Jésus quitte le plateau du Carmel et descend par des sentiers humides de rosée, à travers les forêts qu’animent de plus en plus trilles et cris, sous le premier soleil qui dore la pente orientale de la montagne. Quand la légère nuée produite par la chaleur se dissipe sous le soleil, la plaine d’Esdrelon apparaît dans toute la beauté de ses vergers et de ses vignes qui entourent les maisons. On dirait un tapis à plusieurs tons de vert, avec quelques oasis jaunâtres parsemées de plaques rouges qui sont les champs moissonnés où flamboient maintenant les coquelicots, un tapis enserré par le chaton triangulaire des monts Carmel, Thabor, Hermon (le petit Hermon) et par des monts plus lointains, dont j’ignore le nom, qui cachent le Jourdain et rejoignent au sud-est les montagnes de Samarie.
Pensif, Jésus s’arrête pour contempler toute cette partie de la Palestine.
Jacques le regarde et lui dit :
« Tu admires la beauté de cette région ?
– Oui, cela aussi. Mais je pense surtout à nos futurs déplacements, et à la nécessité de vous envoyer, et d’envoyer sans retard les disciples, non au travail limité de maintenant, mais à un vrai travail missionnaire. De nombreuses régions ne me connaissent pas encore et je ne veux pas laisser d’endroits sans moi. C’est ma continuelle préoccupation : aller, agir, tant que je le puis, et tout faire…

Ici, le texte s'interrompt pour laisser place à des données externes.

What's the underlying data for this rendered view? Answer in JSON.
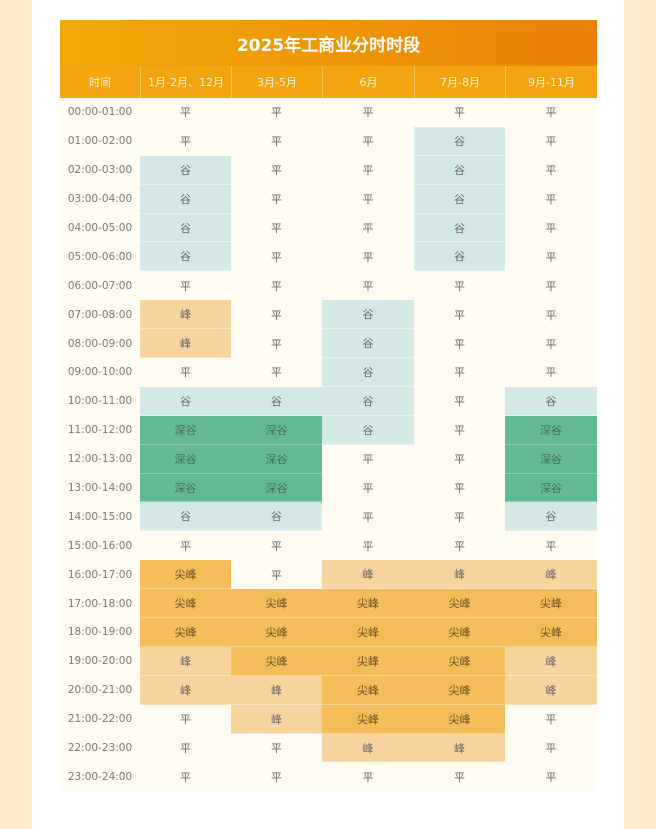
{
  "title": "2025年工商业分时时段",
  "headers": [
    "时间",
    "1月-2月、12月",
    "3月-5月",
    "6月",
    "7月-8月",
    "9月-11月"
  ],
  "colors": {
    "平": "#fffdf1",
    "谷": "#d3e9e6",
    "深谷": "#62ba92",
    "峰": "#f7d49d",
    "尖峰": "#f4bd59",
    "title": "#f09a05"
  },
  "rows": [
    {
      "time": "00:00-01:00",
      "cells": [
        "平",
        "平",
        "平",
        "平",
        "平"
      ]
    },
    {
      "time": "01:00-02:00",
      "cells": [
        "平",
        "平",
        "平",
        "谷",
        "平"
      ]
    },
    {
      "time": "02:00-03:00",
      "cells": [
        "谷",
        "平",
        "平",
        "谷",
        "平"
      ]
    },
    {
      "time": "03:00-04:00",
      "cells": [
        "谷",
        "平",
        "平",
        "谷",
        "平"
      ]
    },
    {
      "time": "04:00-05:00",
      "cells": [
        "谷",
        "平",
        "平",
        "谷",
        "平"
      ]
    },
    {
      "time": "05:00-06:00",
      "cells": [
        "谷",
        "平",
        "平",
        "谷",
        "平"
      ]
    },
    {
      "time": "06:00-07:00",
      "cells": [
        "平",
        "平",
        "平",
        "平",
        "平"
      ]
    },
    {
      "time": "07:00-08:00",
      "cells": [
        "峰",
        "平",
        "谷",
        "平",
        "平"
      ]
    },
    {
      "time": "08:00-09:00",
      "cells": [
        "峰",
        "平",
        "谷",
        "平",
        "平"
      ]
    },
    {
      "time": "09:00-10:00",
      "cells": [
        "平",
        "平",
        "谷",
        "平",
        "平"
      ]
    },
    {
      "time": "10:00-11:00",
      "cells": [
        "谷",
        "谷",
        "谷",
        "平",
        "谷"
      ]
    },
    {
      "time": "11:00-12:00",
      "cells": [
        "深谷",
        "深谷",
        "谷",
        "平",
        "深谷"
      ]
    },
    {
      "time": "12:00-13:00",
      "cells": [
        "深谷",
        "深谷",
        "平",
        "平",
        "深谷"
      ]
    },
    {
      "time": "13:00-14:00",
      "cells": [
        "深谷",
        "深谷",
        "平",
        "平",
        "深谷"
      ]
    },
    {
      "time": "14:00-15:00",
      "cells": [
        "谷",
        "谷",
        "平",
        "平",
        "谷"
      ]
    },
    {
      "time": "15:00-16:00",
      "cells": [
        "平",
        "平",
        "平",
        "平",
        "平"
      ]
    },
    {
      "time": "16:00-17:00",
      "cells": [
        "尖峰",
        "平",
        "峰",
        "峰",
        "峰"
      ]
    },
    {
      "time": "17:00-18:00",
      "cells": [
        "尖峰",
        "尖峰",
        "尖峰",
        "尖峰",
        "尖峰"
      ]
    },
    {
      "time": "18:00-19:00",
      "cells": [
        "尖峰",
        "尖峰",
        "尖峰",
        "尖峰",
        "尖峰"
      ]
    },
    {
      "time": "19:00-20:00",
      "cells": [
        "峰",
        "尖峰",
        "尖峰",
        "尖峰",
        "峰"
      ]
    },
    {
      "time": "20:00-21:00",
      "cells": [
        "峰",
        "峰",
        "尖峰",
        "尖峰",
        "峰"
      ]
    },
    {
      "time": "21:00-22:00",
      "cells": [
        "平",
        "峰",
        "尖峰",
        "尖峰",
        "平"
      ]
    },
    {
      "time": "22:00-23:00",
      "cells": [
        "平",
        "平",
        "峰",
        "峰",
        "平"
      ]
    },
    {
      "time": "23:00-24:00",
      "cells": [
        "平",
        "平",
        "平",
        "平",
        "平"
      ]
    }
  ]
}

– De temps en temps, des imprévus viennent te ralentir.
– Plutôt que de me ralentir, ils m’imposent des changements dans l’itinéraire que je dois suivre, car les voyages que nous faisons ne sont jamais inutiles. Mais il y a encore tant à faire… Et aussi parce qu’après une absence, je retrouve beaucoup de cœurs revenus au point de départ et il me faut tout recommencer.
– Oui, cette apathie des âmes, cette inconstance et cette préférence pour le mal sont accablantes, et elles dégoûtent.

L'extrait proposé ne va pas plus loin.